(Trosly-Breuil) Paul a décroché les photos de Jean Vanier, Cassandra fait signer des messages pour les victimes : dans le nord de la France, berceau de l’Arche, les révélations sur les abus sexuels du fondateur de l’association, figure catholique jusque-là adulée, font l’effet d’un choc.

Samedi, l’Arche, une fédération d’associations qui accueille dans 38 pays des personnes ayant une déficience intellectuelle, a dévoilé un rapport interne, mené par un organisme indépendant, affirmant que Jean Vanier, décédé l’an passé, avait eu, avec six femmes adultes (et non handicapées), dont certaines vulnérables, « des relations sexuelles, généralement dans le cadre d’un accompagnement spirituel, et dont certaines ont gardé de profondes blessures », pointe le rapport.  

Les investigations démontrent l’« emprise psychologique et spirituelle » qu’il a pu exercer et son « adhésion à certaines des théories et pratiques déviantes du père Thomas Philippe », son père spirituel, soupçonné d’agressions sexuelles sur des femmes, décédé en 1993.

Si l’enquête ne précise pas les lieux où se sont déroulés les faits, les foyers de Trosly-Breuil (nord de la France), berceau de l’Arche, où la première communauté fut fondée par Jean Vanier en 1964, sont particulièrement ébranlés.  

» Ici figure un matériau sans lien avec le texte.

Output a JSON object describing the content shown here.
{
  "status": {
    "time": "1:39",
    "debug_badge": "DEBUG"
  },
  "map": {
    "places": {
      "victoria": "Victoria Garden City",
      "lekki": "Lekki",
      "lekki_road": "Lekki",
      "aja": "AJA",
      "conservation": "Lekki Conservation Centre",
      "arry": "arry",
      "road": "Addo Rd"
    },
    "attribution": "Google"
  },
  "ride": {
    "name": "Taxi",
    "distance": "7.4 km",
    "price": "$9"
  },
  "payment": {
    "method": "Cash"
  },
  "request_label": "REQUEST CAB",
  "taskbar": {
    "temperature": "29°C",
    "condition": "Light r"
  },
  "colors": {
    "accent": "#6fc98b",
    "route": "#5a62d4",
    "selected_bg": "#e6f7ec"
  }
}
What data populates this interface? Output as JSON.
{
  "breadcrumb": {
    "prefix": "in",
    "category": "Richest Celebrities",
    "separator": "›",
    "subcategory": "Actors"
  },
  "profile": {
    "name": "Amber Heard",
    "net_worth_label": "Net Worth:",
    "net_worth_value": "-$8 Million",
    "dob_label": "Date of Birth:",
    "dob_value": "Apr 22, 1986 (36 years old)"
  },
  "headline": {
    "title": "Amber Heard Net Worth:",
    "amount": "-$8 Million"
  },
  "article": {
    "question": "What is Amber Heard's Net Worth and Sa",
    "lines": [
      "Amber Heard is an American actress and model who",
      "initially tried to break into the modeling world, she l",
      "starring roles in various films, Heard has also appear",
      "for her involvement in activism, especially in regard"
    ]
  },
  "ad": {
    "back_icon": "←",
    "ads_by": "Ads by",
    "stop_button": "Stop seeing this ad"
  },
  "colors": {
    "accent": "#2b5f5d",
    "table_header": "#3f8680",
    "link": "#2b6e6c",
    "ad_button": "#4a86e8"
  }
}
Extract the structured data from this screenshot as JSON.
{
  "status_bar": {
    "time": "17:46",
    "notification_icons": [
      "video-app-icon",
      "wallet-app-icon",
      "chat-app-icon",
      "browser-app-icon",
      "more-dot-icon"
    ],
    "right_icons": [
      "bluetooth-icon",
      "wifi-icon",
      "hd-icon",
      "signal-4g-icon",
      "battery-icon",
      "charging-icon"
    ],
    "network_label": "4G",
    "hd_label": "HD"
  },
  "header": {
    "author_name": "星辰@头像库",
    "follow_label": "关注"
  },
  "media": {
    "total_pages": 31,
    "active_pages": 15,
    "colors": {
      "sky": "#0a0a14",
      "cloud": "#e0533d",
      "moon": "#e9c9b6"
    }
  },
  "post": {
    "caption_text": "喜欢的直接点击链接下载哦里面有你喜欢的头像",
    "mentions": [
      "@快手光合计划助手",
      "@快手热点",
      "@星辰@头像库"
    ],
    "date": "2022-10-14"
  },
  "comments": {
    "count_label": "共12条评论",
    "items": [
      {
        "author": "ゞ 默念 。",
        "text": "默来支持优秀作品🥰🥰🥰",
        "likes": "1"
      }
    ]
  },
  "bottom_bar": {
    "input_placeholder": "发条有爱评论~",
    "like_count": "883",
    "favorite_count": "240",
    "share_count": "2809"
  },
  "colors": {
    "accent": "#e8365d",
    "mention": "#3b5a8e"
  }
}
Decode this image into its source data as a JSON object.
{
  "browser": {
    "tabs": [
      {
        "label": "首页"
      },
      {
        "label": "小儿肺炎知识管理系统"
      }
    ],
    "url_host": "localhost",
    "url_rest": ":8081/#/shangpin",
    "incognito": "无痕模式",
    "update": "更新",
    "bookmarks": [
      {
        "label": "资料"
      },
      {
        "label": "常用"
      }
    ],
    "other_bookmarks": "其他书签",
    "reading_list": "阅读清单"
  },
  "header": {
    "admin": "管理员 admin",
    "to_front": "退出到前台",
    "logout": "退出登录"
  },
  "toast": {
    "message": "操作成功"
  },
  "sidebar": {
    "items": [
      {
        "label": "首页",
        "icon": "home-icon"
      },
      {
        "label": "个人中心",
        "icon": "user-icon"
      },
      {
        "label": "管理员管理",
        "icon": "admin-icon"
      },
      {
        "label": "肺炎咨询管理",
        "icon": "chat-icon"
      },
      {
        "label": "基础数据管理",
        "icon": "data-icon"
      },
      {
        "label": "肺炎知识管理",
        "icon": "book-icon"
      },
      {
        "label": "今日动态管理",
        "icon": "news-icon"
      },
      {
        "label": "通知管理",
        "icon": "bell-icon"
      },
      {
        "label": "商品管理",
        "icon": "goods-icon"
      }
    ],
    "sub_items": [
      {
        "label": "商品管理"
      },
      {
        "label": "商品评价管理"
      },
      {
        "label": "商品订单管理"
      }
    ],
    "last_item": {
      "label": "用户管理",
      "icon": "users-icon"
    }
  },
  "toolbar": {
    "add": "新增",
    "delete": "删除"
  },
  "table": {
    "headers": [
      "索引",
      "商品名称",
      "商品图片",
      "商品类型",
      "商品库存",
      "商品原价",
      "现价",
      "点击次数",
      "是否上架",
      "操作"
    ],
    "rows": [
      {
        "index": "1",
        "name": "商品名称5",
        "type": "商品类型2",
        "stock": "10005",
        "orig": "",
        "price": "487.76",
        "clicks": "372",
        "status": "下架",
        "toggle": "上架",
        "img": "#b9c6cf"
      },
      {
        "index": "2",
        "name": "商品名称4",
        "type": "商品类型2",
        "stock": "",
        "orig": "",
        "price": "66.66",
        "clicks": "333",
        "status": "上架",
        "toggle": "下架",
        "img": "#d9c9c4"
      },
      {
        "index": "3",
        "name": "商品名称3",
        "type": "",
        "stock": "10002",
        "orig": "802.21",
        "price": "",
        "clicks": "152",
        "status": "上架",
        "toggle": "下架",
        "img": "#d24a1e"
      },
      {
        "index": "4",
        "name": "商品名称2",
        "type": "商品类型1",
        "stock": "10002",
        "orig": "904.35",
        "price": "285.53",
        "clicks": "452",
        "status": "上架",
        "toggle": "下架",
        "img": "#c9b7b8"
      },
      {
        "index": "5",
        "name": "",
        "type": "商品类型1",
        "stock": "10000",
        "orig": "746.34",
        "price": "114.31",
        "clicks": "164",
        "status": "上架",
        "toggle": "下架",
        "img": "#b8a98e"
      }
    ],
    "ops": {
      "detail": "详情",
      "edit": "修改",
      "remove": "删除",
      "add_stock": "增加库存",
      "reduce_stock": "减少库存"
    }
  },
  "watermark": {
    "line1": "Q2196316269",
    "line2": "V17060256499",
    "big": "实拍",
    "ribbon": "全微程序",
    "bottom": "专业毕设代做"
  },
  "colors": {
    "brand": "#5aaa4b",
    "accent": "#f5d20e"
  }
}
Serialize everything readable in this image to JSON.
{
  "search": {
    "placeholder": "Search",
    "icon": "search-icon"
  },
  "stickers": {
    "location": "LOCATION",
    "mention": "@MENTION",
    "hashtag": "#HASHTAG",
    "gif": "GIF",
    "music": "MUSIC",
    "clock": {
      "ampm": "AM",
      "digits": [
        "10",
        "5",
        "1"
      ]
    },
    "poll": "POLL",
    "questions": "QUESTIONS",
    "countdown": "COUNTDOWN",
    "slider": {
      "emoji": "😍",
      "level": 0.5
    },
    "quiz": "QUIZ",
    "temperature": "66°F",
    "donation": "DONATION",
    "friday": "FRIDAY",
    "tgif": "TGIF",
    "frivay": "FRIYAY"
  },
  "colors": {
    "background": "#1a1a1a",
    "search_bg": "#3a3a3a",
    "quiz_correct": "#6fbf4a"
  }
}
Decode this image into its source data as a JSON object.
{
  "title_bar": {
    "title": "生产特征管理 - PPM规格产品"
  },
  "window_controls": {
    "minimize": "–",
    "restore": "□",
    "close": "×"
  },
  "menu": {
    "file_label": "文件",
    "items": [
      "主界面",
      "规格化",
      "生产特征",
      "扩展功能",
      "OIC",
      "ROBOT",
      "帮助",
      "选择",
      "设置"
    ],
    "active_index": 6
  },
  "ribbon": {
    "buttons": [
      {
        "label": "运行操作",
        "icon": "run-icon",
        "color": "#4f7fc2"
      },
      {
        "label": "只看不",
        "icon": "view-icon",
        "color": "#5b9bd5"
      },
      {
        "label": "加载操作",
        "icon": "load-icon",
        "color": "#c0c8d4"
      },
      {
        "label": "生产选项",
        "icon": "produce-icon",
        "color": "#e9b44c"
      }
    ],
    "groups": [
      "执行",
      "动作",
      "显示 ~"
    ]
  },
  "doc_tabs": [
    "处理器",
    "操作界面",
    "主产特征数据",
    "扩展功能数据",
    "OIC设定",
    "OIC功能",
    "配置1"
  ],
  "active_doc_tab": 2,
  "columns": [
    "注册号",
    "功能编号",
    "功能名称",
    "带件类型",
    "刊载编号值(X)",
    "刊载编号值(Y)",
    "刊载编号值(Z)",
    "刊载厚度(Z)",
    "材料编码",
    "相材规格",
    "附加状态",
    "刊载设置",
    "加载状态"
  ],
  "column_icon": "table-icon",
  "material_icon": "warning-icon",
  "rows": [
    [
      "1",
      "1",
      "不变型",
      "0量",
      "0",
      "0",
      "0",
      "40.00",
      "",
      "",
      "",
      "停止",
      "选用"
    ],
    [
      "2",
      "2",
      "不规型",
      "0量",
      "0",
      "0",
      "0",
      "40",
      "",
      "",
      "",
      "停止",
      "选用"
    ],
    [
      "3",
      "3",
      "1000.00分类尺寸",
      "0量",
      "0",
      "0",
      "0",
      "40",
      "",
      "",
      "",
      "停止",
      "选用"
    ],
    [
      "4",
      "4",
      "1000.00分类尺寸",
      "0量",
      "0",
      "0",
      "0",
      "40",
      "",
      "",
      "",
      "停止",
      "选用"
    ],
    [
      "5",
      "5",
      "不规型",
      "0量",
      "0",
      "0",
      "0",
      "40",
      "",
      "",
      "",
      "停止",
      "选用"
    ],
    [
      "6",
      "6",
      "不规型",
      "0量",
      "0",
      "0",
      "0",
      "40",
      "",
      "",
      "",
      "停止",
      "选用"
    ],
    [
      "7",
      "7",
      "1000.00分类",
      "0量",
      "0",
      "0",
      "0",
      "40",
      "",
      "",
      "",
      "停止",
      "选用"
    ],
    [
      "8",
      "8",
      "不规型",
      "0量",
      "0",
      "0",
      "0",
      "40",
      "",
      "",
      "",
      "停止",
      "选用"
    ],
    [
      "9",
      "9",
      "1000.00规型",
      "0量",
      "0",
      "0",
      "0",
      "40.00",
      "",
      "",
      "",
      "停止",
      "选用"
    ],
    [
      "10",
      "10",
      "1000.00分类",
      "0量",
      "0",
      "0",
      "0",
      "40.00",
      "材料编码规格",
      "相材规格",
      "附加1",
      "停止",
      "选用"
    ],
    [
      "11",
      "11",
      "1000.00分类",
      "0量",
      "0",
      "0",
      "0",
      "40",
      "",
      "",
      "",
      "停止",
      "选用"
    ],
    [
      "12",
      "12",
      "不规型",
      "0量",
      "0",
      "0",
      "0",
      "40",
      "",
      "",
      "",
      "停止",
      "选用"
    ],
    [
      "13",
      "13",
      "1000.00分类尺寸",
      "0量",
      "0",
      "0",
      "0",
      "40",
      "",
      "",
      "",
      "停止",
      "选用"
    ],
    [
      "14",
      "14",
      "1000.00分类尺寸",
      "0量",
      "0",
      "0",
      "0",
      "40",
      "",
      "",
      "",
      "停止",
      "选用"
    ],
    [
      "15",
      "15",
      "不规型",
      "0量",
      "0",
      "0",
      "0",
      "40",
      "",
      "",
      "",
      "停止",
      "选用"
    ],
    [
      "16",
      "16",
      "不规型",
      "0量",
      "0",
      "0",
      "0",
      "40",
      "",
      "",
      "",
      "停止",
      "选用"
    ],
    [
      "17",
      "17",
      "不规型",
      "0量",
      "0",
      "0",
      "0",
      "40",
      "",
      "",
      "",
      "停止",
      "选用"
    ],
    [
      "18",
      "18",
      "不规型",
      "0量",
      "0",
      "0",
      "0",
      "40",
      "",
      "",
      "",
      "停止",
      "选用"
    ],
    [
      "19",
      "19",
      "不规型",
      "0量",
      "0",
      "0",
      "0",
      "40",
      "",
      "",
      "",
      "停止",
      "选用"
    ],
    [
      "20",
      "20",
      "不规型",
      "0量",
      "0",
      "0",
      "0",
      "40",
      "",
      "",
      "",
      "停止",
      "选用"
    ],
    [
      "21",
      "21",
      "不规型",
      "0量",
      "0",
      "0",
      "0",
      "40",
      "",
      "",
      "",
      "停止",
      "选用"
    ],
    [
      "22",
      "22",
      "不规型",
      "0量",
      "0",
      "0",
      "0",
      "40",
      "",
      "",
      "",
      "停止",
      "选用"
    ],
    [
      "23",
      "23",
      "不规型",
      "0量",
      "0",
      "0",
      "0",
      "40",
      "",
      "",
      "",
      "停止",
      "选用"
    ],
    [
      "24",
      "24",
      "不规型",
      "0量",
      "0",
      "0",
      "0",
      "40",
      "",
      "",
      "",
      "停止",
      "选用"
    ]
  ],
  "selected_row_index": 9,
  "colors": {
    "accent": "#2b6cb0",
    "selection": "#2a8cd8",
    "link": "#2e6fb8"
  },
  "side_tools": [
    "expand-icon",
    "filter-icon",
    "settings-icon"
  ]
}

Dans ce petit village en lisière de forêt de Compiègne, il y a à peine un an et demi, ils fêtaient encore « les 90 ans de Jean, en dansant », raconte Christine McGrievy, responsable de la communauté de l’Arche à Trosly. L’homme est désormais enterré dans le cimetière, dans le caveau communautaire.

« Ca me fait mal », témoigne Paul (les prénoms ont été changés), 69 ans. Depuis cinq jours, ce résident qui avait été accueilli en 1971, aux débuts de l’aventure, par Jean Vanier lui-même « a du mal à dormir ». Ses photos, « je les ai enlevées. Je ne voulais plus les voir », lâche-t-il entre deux silences, mâchoire serrée.

Pour Cassandra, « tout s’est écroulé, samedi », le jour des révélations. « Il nous a trahis », témoigne cette femme de 28 ans qui a également connu le fondateur. Celle qui travaille dans l’Esat (structure permettant aux personnes handicapées d’exercer une profession) de l’Arche dit qu’il va lui falloir « des mois pour (s)’en remettre ».  

« Relecture » de l’histoire

Gaëlle, une salariée responsable d’un des foyers de Trosly, raconte aussi le « choc », la « colère », « l’incompréhension » face à des révélations aux antipodes de l’humanisme prôné par ce diplômé de philosophie et de théologie, qui avait reçu en 2015 le prix Templeton (décerné avant lui à Mère Teresa, au dalaï-lama).

Le père Christian Mahéas, prêtre accompagnateur de la communauté, le connaissait depuis 40 ans. « C’était un homme étonnant, plein de vitalité, une richesse intérieure, une écoute surtout. Comment un bonhomme aussi libre, charismatique, a-t-il pu être sous l’emprise du père Thomas ? », s’interroge-t-il. « C’est bousculant et scandaleux ».

« Certains l’avaient mis sur un piédestal, comme un saint, d’autres avaient pointé certaines failles. Chacun va avoir une relecture de son histoire avec Jean », affirme Matthieu Jaquemet, responsable régional de l’association pour la Normandie (ouest) et le nord de la France.  

Pour autant, beaucoup se concentraient sur l’accompagnement de la nouvelle auprès des personnes handicapées, mais aussi des assistants. « Plusieurs réunions et groupes de paroles ont eu lieu. Une écoute, avec des psychologues, est mise en place », explique Christine McGrievy. Sa communauté comprend quelque 200 personnes, en situation de handicap mental, salariés, bénévoles, volontaires…

Michèle, une ancienne salariée arrivée il y a 45 ans, veut, au-delà des difficultés, souligner la force et « l’étonnement » de « l’expérience vécue ensemble, qui est toujours là ».

« On ne peut oublier ce qui a été fait pour le développement de l’Arche dans le monde entier », ni « la qualité des relations entre les personnes vivant dans ces communautés », abonde le père Mahéas.

Cassandra, elle, se focalise sur le soutien aux six femmes victimes. Sur la carte qu’elle fait circuler, on peut lire : « Merci d’avoir parlé ». Ou encore « bravo pour votre courage ».